Our goal is to make modding better for the authors and gamers stated Gabe. About half of Valve came straight out of the MOD world. John Cook and Robin Walker made Team Fortress as a Quake mod. Ice frog made DOTA as a Warcraft 3 mod. Dave Riller and Dario Casali we Doom and Quake mappers. John Guthrie and Steve Bond came to Valve because John Carmack thought they were doing the best Quake C development. All of them were liberated to just do game development once they started getting paid. Working at Waffle House does not help you make a better game.

In response to a question about Steam banning/censoring discussion about paid mods:

"Well, if we are censoring people, that's stupid. I'll get that to stop. On top of it being stupid, it doesn't work (see Top Gear forums on Jeremy Clarkson)."

Replying to Robin, the owner of Nexus Mods, who wants Valve to prevent the "DRMification" of mods:

"In general we are pretty reluctant to tell any developer that they have to do something or they can't do something. It just goes against our philosophy to be dictatorial. With that caveat, we'd be happy to tell developers that we think they are being dumb, and that will sometimes help them reflect on it a bit."

In response to a request to add a donation button to paid mod pages on Steam:

"We are adding a pay what you want button where the mod author can set the starting amount wherever they want."

In reply to concerns that Valve might require exclusivity for mods:

"Exclusivity is a bad idea for everyone. It's basically a financial leveraging strategy that creates short term market distortion and long term crying."

Newell explaining the reasoning behind the initiative:

"Our view of Steam is that it's a collection of useful tools for customers and content developers. With the Steam workshop, we've already reached the point where the community is paying their favorite contributors more than they would make if they worked at a traditional game developer. We see this as a really good step. The option of MOD developers getting paid seemed like a good extension of that."
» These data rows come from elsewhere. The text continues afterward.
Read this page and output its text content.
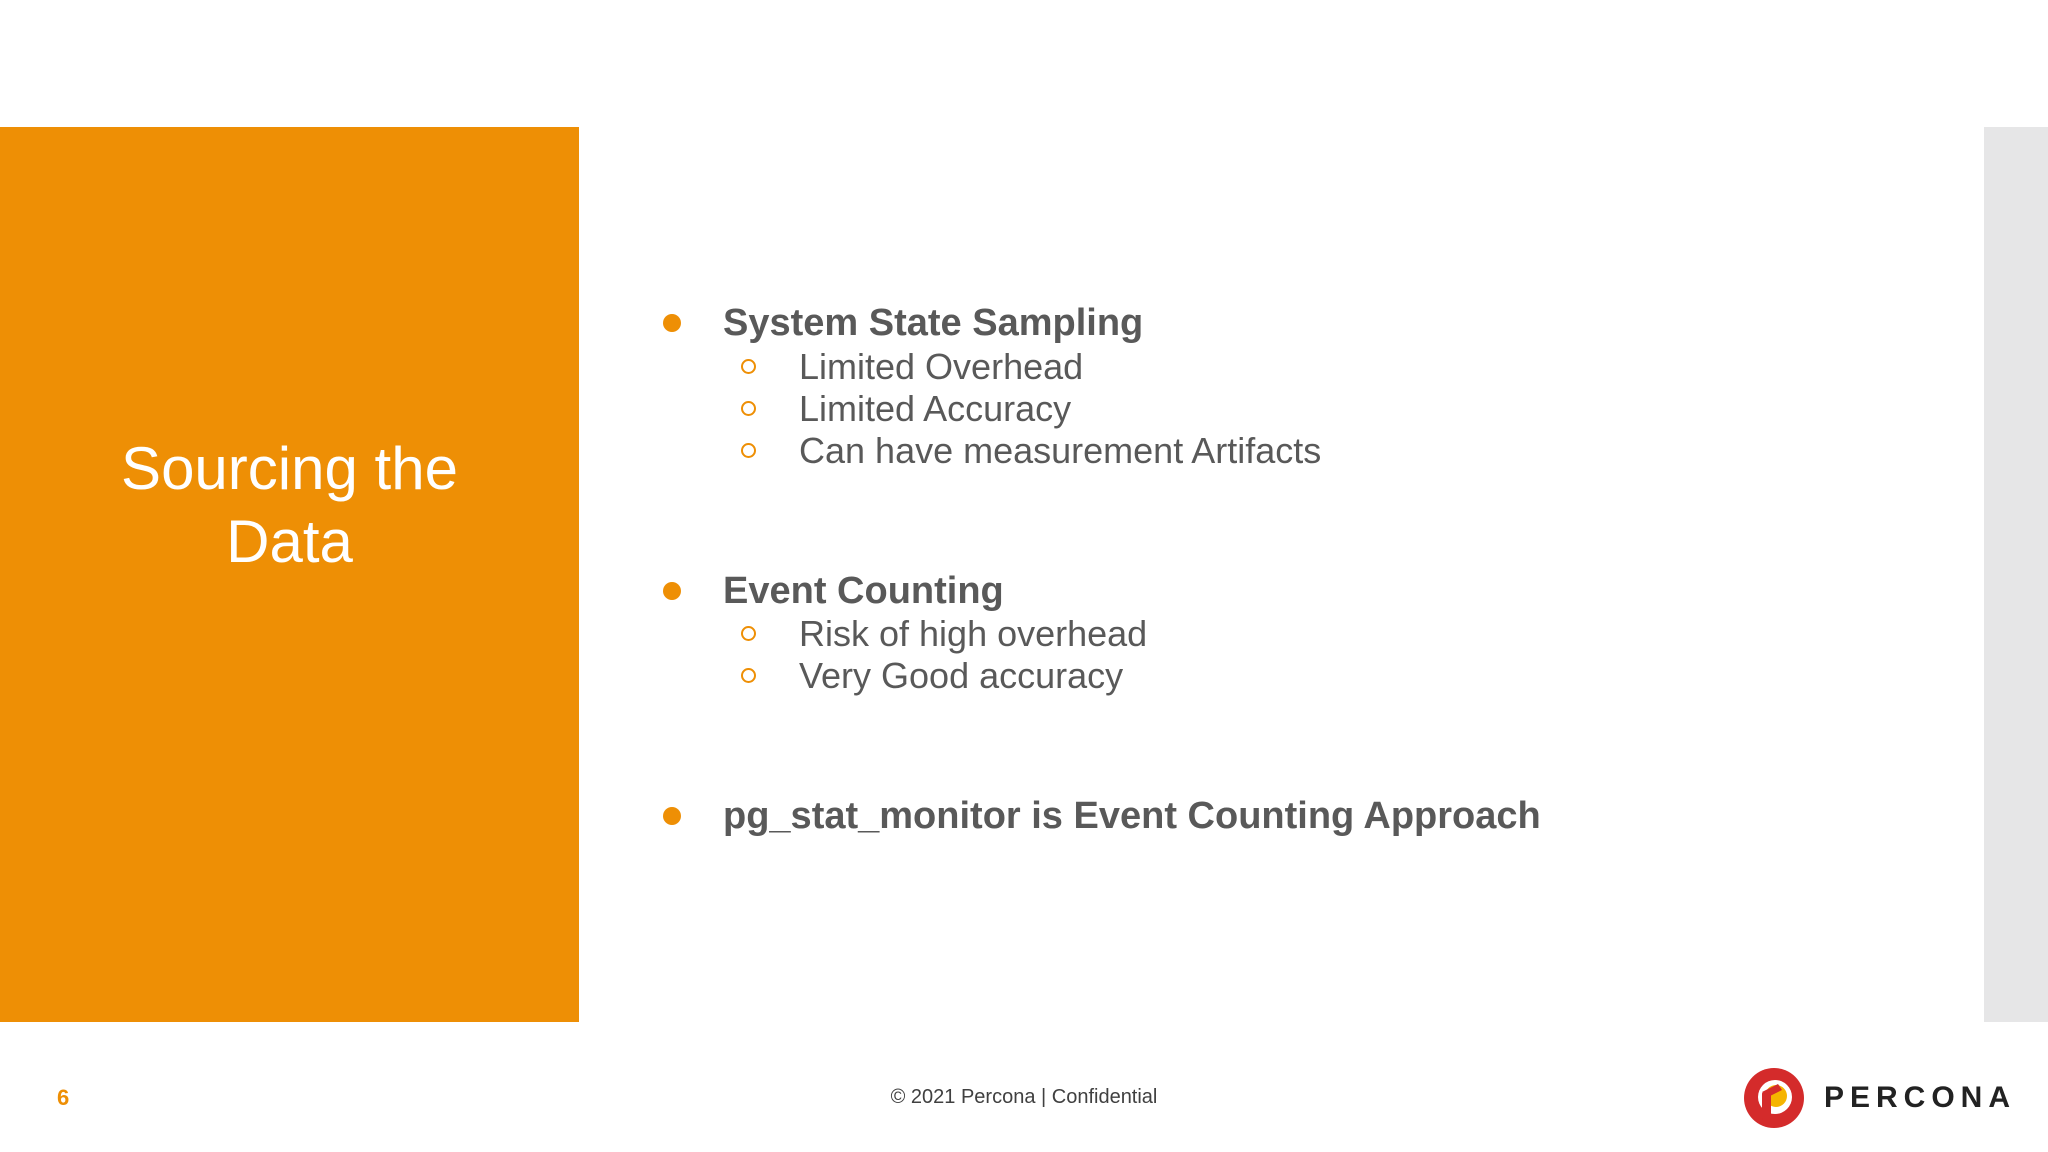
Sourcing the
Data
System State Sampling
Limited Overhead
Limited Accuracy
Can have measurement Artifacts
Event Counting
Risk of high overhead
Very Good accuracy
pg_stat_monitor is Event Counting Approach
6	© 2021 Percona | Confidential	PERCONA
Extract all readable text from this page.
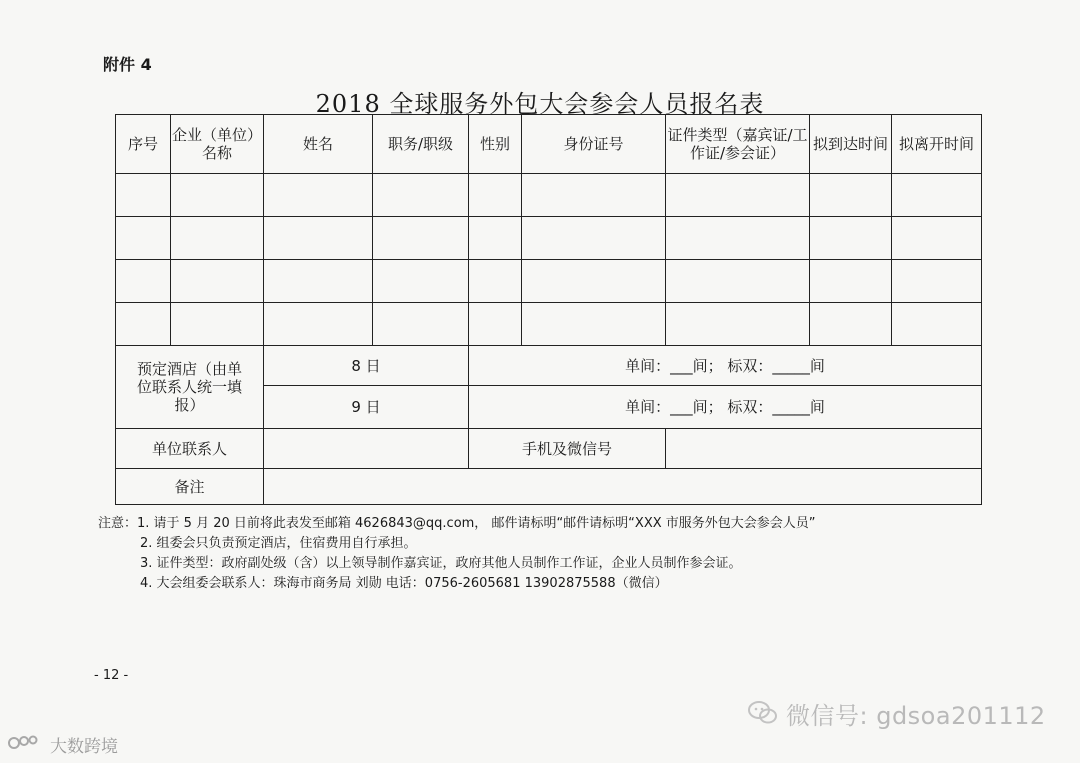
附件 4
2018 全球服务外包大会参会人员报名表
序号	企业（单位）名称	姓名	职务/职级	性别	身份证号	证件类型（嘉宾证/工作证/参会证）	拟到达时间	拟离开时间

预定酒店（由单位联系人统一填报）		8 日		单间：___间； 标双：_____间				
		9 日		单间：___间； 标双：_____间				
单位联系人				手机及微信号				
备注								
注意：1. 请于 5 月 20 日前将此表发至邮箱 4626843@qq.com， 邮件请标明“邮件请标明“XXX 市服务外包大会参会人员”
2. 组委会只负责预定酒店，住宿费用自行承担。
3. 证件类型：政府副处级（含）以上领导制作嘉宾证，政府其他人员制作工作证，企业人员制作参会证。
4. 大会组委会联系人：珠海市商务局 刘勋 电话：0756-2605681 13902875588（微信）
- 12 -
微信号: gdsoa201112
大数跨境
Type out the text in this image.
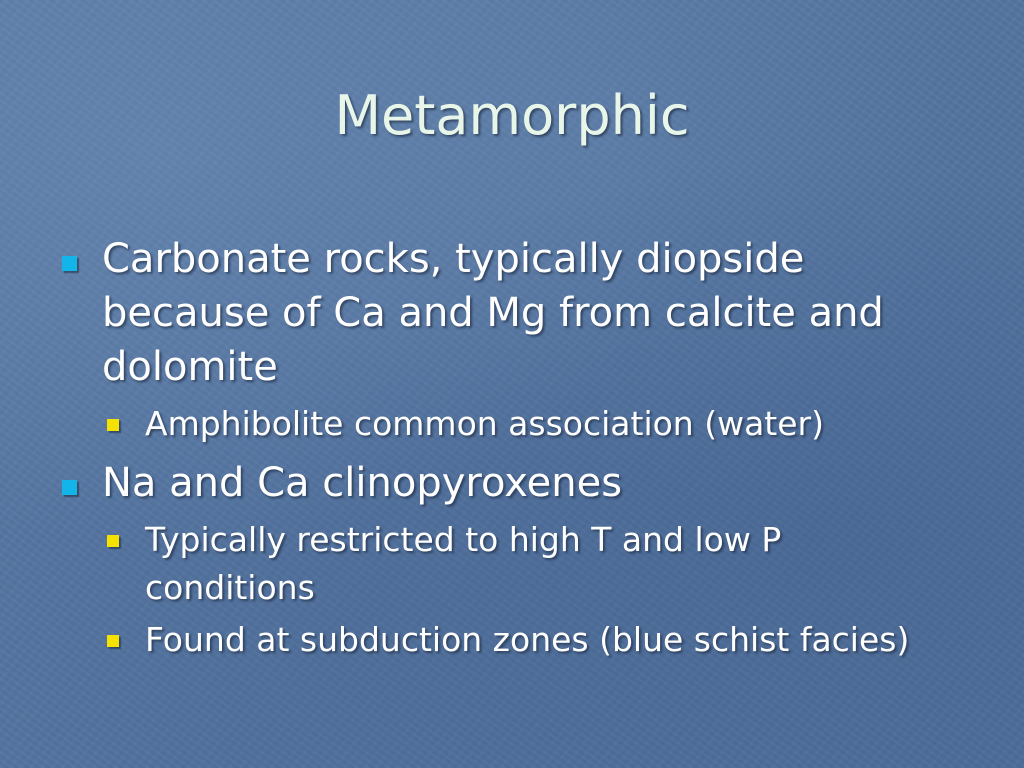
Metamorphic
Carbonate rocks, typically diopside because of Ca and Mg from calcite and dolomite
Amphibolite common association (water)
Na and Ca clinopyroxenes
Typically restricted to high T and low P conditions
Found at subduction zones (blue schist facies)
On stolen/plagiarised content appearing in the Workshop:

"This is a straight-forward problem. Between ours and the community's policing, I'm confident that the authors will have control over their creations, not someone trying to rip them off."

Read it all here at reddit.

Update April 28th 8:32 AM

Just moments  after launching paid mods on Steam through the Skyrim Workshop, Valve is now removing the payment option based on the backlash and feedback from end-users. Valve says it will refund Steam users who purchased a Skyrim mod on Steam.

"We've done this because it's clear we didn't understand exactly what we were doing," Valve said in a post on Steam. "We've been shipping many features over the years aimed at allowing community creators to receive a share of the rewards, and in the past, they've been received well. It's obvious now that this case is different."

"We wanted more great mods becoming great products, like Dota, Counter-strike, DayZand Killing Floor, and we wanted that to happen organically for any mod maker who wanted to take a shot at it," Valve said.

Valve added the payment option to Skyrim's Steam Workshop days ago allowing mod makers charge for their creations and set their own prices. The overall response was very negative, with Steam users submitting negative reviews of Skyrim and the initial batch of paid mods. After "pissing off the Internet," Valve co-founder Gabe Newell attempted to address customer concerns over paid mods on Reddit this weekend (see above).

"Our goal is to make modding better for the authors and gamers," Newell said in reply to one Redditor. "If something doesn't help with that, it will get dumped. Right now I'm more optimistic that this will be a win for authors and gamers, but we are always going to be data driven."